I strongly support the idea that regulations and ethics agreements should be adopted as universally as possible in biotechnology, because the danger is very great. However, it bugs me when religious bioethicists use a secular tone to win other scientists over to their point of view. That’s what Dr. Nancy Jones has been doing lately, with a press release that appeared on Eurekalert:

WINSTON-SALEM, N.C. — The time is ripe for scientific organizations to adopt codes of ethics, according to a scientist and bioethicist from Wake Forest University School of Medicine in the current issue of Science and Engineering Ethics.

“Medical practice and human subject research is influenced by the Hippocratic tradition,” said Nancy L. Jones, Ph.D., “but no similar code of ethics has been formalized for the life and biomedical sciences. Like the Hippocratic oath, a code of ethics for the life sciences can provide a continual standard to shape the ethical practice of science.”

But Jones points to a more far reaching impact of scientific activities. “Scientific prowess claims to not only predict our future, cure, or destroy people, and control evolution, but more portentously reframe what it means to be human.”

Scientific prowess not only claims – it delivers. Religious bioethicists like the idea of using science to heal surface problems, but want the general cycle of life to remain as it is, eschewing human enhancement. Transhumanists like myself cautiously support enhancement. But unlike most transhumanists, I see a profound danger in all transhumanist technologies, and think that transhumanists should more often consider selective relinquishment, or at the very least, selective development which boosts safe applications while supressing unsafe applications.

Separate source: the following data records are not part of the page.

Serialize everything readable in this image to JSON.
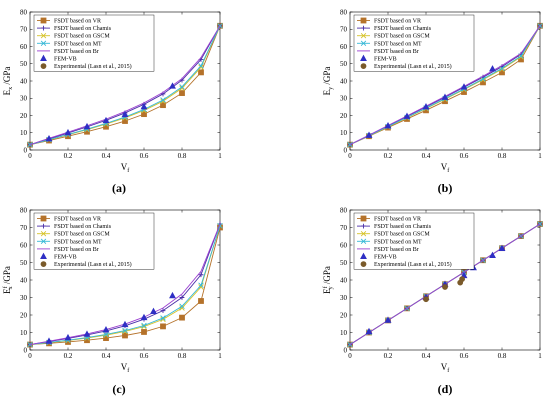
{
  "chart_data": [
    {
      "type": "line",
      "label": "(a)",
      "ylabel": "E",
      "ylabel_sub": "x",
      "ylabel_sup": "",
      "ylabel_unit": "/GPa",
      "xlabel": "V",
      "xlabel_sub": "f",
      "xlim": [
        0,
        1
      ],
      "ylim": [
        0,
        80
      ],
      "xticks": [
        "0",
        "0.2",
        "0.4",
        "0.6",
        "0.8",
        "1"
      ],
      "yticks": [
        "0",
        "10",
        "20",
        "30",
        "40",
        "50",
        "60",
        "70",
        "80"
      ],
      "grid": false,
      "legend": "top-left",
      "x": [
        0,
        0.1,
        0.2,
        0.3,
        0.4,
        0.5,
        0.6,
        0.7,
        0.8,
        0.9,
        1.0
      ],
      "series": [
        {
          "name": "FSDT based on VR",
          "color": "#b5722a",
          "marker": "square",
          "values": [
            3.1,
            5.5,
            8.0,
            10.6,
            13.5,
            16.8,
            20.8,
            26.0,
            33.0,
            45.0,
            72
          ]
        },
        {
          "name": "FSDT based on Chamis",
          "color": "#4b2fa8",
          "marker": "plus",
          "values": [
            3.1,
            6.4,
            9.8,
            13.4,
            17.2,
            21.5,
            26.5,
            32.5,
            40.5,
            52.5,
            72
          ]
        },
        {
          "name": "FSDT based on GSCM",
          "color": "#d6c32a",
          "marker": "x",
          "values": [
            3.1,
            5.9,
            8.8,
            11.8,
            15.0,
            18.6,
            22.9,
            28.3,
            35.8,
            48.0,
            72
          ]
        },
        {
          "name": "FSDT based on MT",
          "color": "#36b8d6",
          "marker": "x",
          "values": [
            3.1,
            6.0,
            9.0,
            12.1,
            15.4,
            19.1,
            23.5,
            29.0,
            36.6,
            48.8,
            72
          ]
        },
        {
          "name": "FSDT based on Br",
          "color": "#9b3fd1",
          "marker": "none",
          "values": [
            3.1,
            6.8,
            10.3,
            14.0,
            17.9,
            22.3,
            27.3,
            33.4,
            41.4,
            53.6,
            72
          ]
        }
      ],
      "points": [
        {
          "name": "FEM-VB",
          "color": "#2f2fc4",
          "marker": "triangle",
          "x": [
            0.1,
            0.2,
            0.3,
            0.4,
            0.5,
            0.6,
            0.75
          ],
          "y": [
            6.5,
            10.0,
            13.5,
            17.0,
            20.5,
            25.0,
            37.0
          ]
        },
        {
          "name": "Experimental (Lasn et al., 2015)",
          "color": "#7a5a2a",
          "marker": "circle",
          "x": [],
          "y": []
        }
      ]
    },
    {
      "type": "line",
      "label": "(b)",
      "ylabel": "E",
      "ylabel_sub": "y",
      "ylabel_sup": "",
      "ylabel_unit": "/GPa",
      "xlabel": "V",
      "xlabel_sub": "f",
      "xlim": [
        0,
        1
      ],
      "ylim": [
        0,
        80
      ],
      "xticks": [
        "0",
        "0.2",
        "0.4",
        "0.6",
        "0.8",
        "1"
      ],
      "yticks": [
        "0",
        "10",
        "20",
        "30",
        "40",
        "50",
        "60",
        "70",
        "80"
      ],
      "grid": false,
      "legend": "top-left",
      "x": [
        0,
        0.1,
        0.2,
        0.3,
        0.4,
        0.5,
        0.6,
        0.7,
        0.8,
        0.9,
        1.0
      ],
      "series": [
        {
          "name": "FSDT based on VR",
          "color": "#b5722a",
          "marker": "square",
          "values": [
            3.1,
            8.0,
            13.0,
            18.0,
            23.0,
            28.3,
            33.6,
            39.2,
            45.0,
            52.5,
            72
          ]
        },
        {
          "name": "FSDT based on Chamis",
          "color": "#4b2fa8",
          "marker": "plus",
          "values": [
            3.1,
            8.5,
            14.0,
            19.5,
            25.0,
            30.6,
            36.4,
            42.2,
            48.3,
            55.5,
            72
          ]
        },
        {
          "name": "FSDT based on GSCM",
          "color": "#d6c32a",
          "marker": "x",
          "values": [
            3.1,
            8.2,
            13.4,
            18.7,
            24.0,
            29.4,
            35.0,
            40.7,
            46.8,
            54.0,
            72
          ]
        },
        {
          "name": "FSDT based on MT",
          "color": "#36b8d6",
          "marker": "x",
          "values": [
            3.1,
            8.3,
            13.6,
            18.9,
            24.3,
            29.8,
            35.4,
            41.2,
            47.3,
            54.5,
            72
          ]
        },
        {
          "name": "FSDT based on Br",
          "color": "#9b3fd1",
          "marker": "none",
          "values": [
            3.1,
            8.6,
            14.2,
            19.8,
            25.4,
            31.1,
            36.9,
            42.8,
            49.0,
            56.0,
            72
          ]
        }
      ],
      "points": [
        {
          "name": "FEM-VB",
          "color": "#2f2fc4",
          "marker": "triangle",
          "x": [
            0.1,
            0.2,
            0.3,
            0.4,
            0.5,
            0.6,
            0.75
          ],
          "y": [
            8.5,
            14.0,
            19.5,
            25.0,
            30.5,
            36.5,
            47.0
          ]
        },
        {
          "name": "Experimental (Lasn et al., 2015)",
          "color": "#7a5a2a",
          "marker": "circle",
          "x": [],
          "y": []
        }
      ]
    },
    {
      "type": "line",
      "label": "(c)",
      "ylabel": "E",
      "ylabel_sub": "x",
      "ylabel_sup": "f",
      "ylabel_unit": "/GPa",
      "xlabel": "V",
      "xlabel_sub": "f",
      "xlim": [
        0,
        1
      ],
      "ylim": [
        0,
        80
      ],
      "xticks": [
        "0",
        "0.2",
        "0.4",
        "0.6",
        "0.8",
        "1"
      ],
      "yticks": [
        "0",
        "10",
        "20",
        "30",
        "40",
        "50",
        "60",
        "70",
        "80"
      ],
      "grid": false,
      "legend": "top-left",
      "x": [
        0,
        0.1,
        0.2,
        0.3,
        0.4,
        0.5,
        0.6,
        0.7,
        0.8,
        0.9,
        1.0
      ],
      "series": [
        {
          "name": "FSDT based on VR",
          "color": "#b5722a",
          "marker": "square",
          "values": [
            3.1,
            3.8,
            4.6,
            5.6,
            6.8,
            8.3,
            10.3,
            13.5,
            18.5,
            28.0,
            70
          ]
        },
        {
          "name": "FSDT based on Chamis",
          "color": "#4b2fa8",
          "marker": "plus",
          "values": [
            3.1,
            4.8,
            6.6,
            8.6,
            10.9,
            13.8,
            17.6,
            22.5,
            30.0,
            43.0,
            72
          ]
        },
        {
          "name": "FSDT based on GSCM",
          "color": "#d6c32a",
          "marker": "x",
          "values": [
            3.1,
            4.2,
            5.4,
            6.8,
            8.5,
            10.6,
            13.4,
            17.5,
            24.0,
            36.0,
            71
          ]
        },
        {
          "name": "FSDT based on MT",
          "color": "#36b8d6",
          "marker": "x",
          "values": [
            3.1,
            4.3,
            5.6,
            7.1,
            8.9,
            11.1,
            14.0,
            18.3,
            25.0,
            37.0,
            71
          ]
        },
        {
          "name": "FSDT based on Br",
          "color": "#9b3fd1",
          "marker": "none",
          "values": [
            3.1,
            5.0,
            7.0,
            9.2,
            11.7,
            14.8,
            18.8,
            24.0,
            32.0,
            45.0,
            72
          ]
        }
      ],
      "points": [
        {
          "name": "FEM-VB",
          "color": "#2f2fc4",
          "marker": "triangle",
          "x": [
            0.1,
            0.2,
            0.3,
            0.4,
            0.5,
            0.6,
            0.65,
            0.75
          ],
          "y": [
            5.0,
            7.0,
            9.0,
            11.5,
            14.5,
            18.5,
            22.0,
            31.0
          ]
        },
        {
          "name": "Experimental (Lasn et al., 2015)",
          "color": "#7a5a2a",
          "marker": "circle",
          "x": [],
          "y": []
        }
      ]
    },
    {
      "type": "line",
      "label": "(d)",
      "ylabel": "E",
      "ylabel_sub": "y",
      "ylabel_sup": "f",
      "ylabel_unit": "/GPa",
      "xlabel": "V",
      "xlabel_sub": "f",
      "xlim": [
        0,
        1
      ],
      "ylim": [
        0,
        80
      ],
      "xticks": [
        "0",
        "0.2",
        "0.4",
        "0.6",
        "0.8",
        "1"
      ],
      "yticks": [
        "0",
        "10",
        "20",
        "30",
        "40",
        "50",
        "60",
        "70",
        "80"
      ],
      "grid": false,
      "legend": "top-left",
      "x": [
        0,
        0.1,
        0.2,
        0.3,
        0.4,
        0.5,
        0.6,
        0.7,
        0.8,
        0.9,
        1.0
      ],
      "series": [
        {
          "name": "FSDT based on VR",
          "color": "#b5722a",
          "marker": "square",
          "values": [
            3.1,
            10.0,
            16.9,
            23.8,
            30.7,
            37.6,
            44.4,
            51.3,
            58.2,
            65.1,
            72
          ]
        },
        {
          "name": "FSDT based on Chamis",
          "color": "#4b2fa8",
          "marker": "plus",
          "values": [
            3.1,
            10.0,
            16.9,
            23.8,
            30.7,
            37.6,
            44.4,
            51.3,
            58.2,
            65.1,
            72
          ]
        },
        {
          "name": "FSDT based on GSCM",
          "color": "#d6c32a",
          "marker": "x",
          "values": [
            3.1,
            10.0,
            16.9,
            23.8,
            30.7,
            37.6,
            44.4,
            51.3,
            58.2,
            65.1,
            72
          ]
        },
        {
          "name": "FSDT based on MT",
          "color": "#36b8d6",
          "marker": "x",
          "values": [
            3.1,
            10.0,
            16.9,
            23.8,
            30.7,
            37.6,
            44.4,
            51.3,
            58.2,
            65.1,
            72
          ]
        },
        {
          "name": "FSDT based on Br",
          "color": "#9b3fd1",
          "marker": "none",
          "values": [
            3.1,
            10.0,
            16.9,
            23.8,
            30.7,
            37.6,
            44.4,
            51.3,
            58.2,
            65.1,
            72
          ]
        }
      ],
      "points": [
        {
          "name": "FEM-VB",
          "color": "#2f2fc4",
          "marker": "triangle",
          "x": [
            0.1,
            0.2,
            0.4,
            0.5,
            0.6,
            0.65,
            0.75,
            0.8
          ],
          "y": [
            10.5,
            17.0,
            30.0,
            37.5,
            42.5,
            47.0,
            54.0,
            58.0
          ]
        },
        {
          "name": "Experimental (Lasn et al., 2015)",
          "color": "#7a5a2a",
          "marker": "circle",
          "x": [
            0.4,
            0.5,
            0.58,
            0.59
          ],
          "y": [
            29.0,
            36.0,
            38.5,
            40.5
          ]
        }
      ]
    }
  ]
}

Nancy Jones is part of the Center for Bioethics and Human Dignity, the bioconservative answer to the Institute for Ethics and Emerging Technologies. In an article on the CBHD site, “Genetics, Biotechnology, and the Future”, Jones writes,

The genetics and genomics revolution has at its core information and techniques that can be used to change humanness itself as well as the concepts of what it means to be human. The age-old human fantasies of the mythical chimeras of the ancients, supernatural intelligence, wiping disease from human inheritance, designing a better human being, the fountain of youth, and even immortality now have biotechnical credence in the theoretical promises of genetics and genetic engineering. Not only can humanity’s collective genetic inheritance be shaped by selecting which embryos are allowed to develop via pre-implantation genetic diagnosis, but genetic engineering, the availability of the human embryo for experimentation, and combining genes from many species require only sufficient imagination to catalyze the designing of a new humanity.

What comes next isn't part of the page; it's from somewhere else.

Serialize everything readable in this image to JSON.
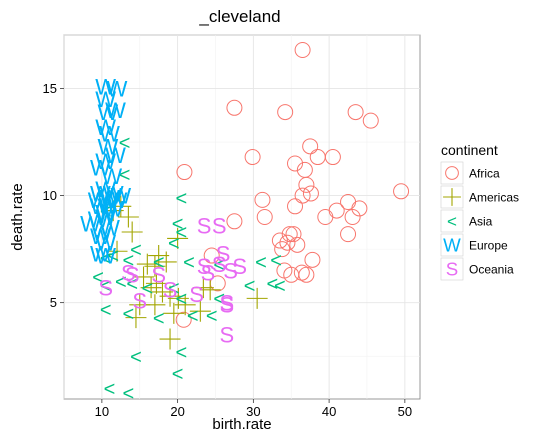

Religious bioethicists are keenly aware of advances in biotechnology, because of the “yuck” factor, but few of them recognize that it is cybernetics that will impact us most profoundly in the coming decades, not biotechnology. For more on this, see John Smart’s insightful “Performance Limitations on Engineered Biological Systems” and Al Fin’s “Limitations to Biology”. For the most part, the future is nano, not bio. (Actually it’s cogno, but it’s better for more people to be thinking nano than bio, when considering 7+ year timeframes.)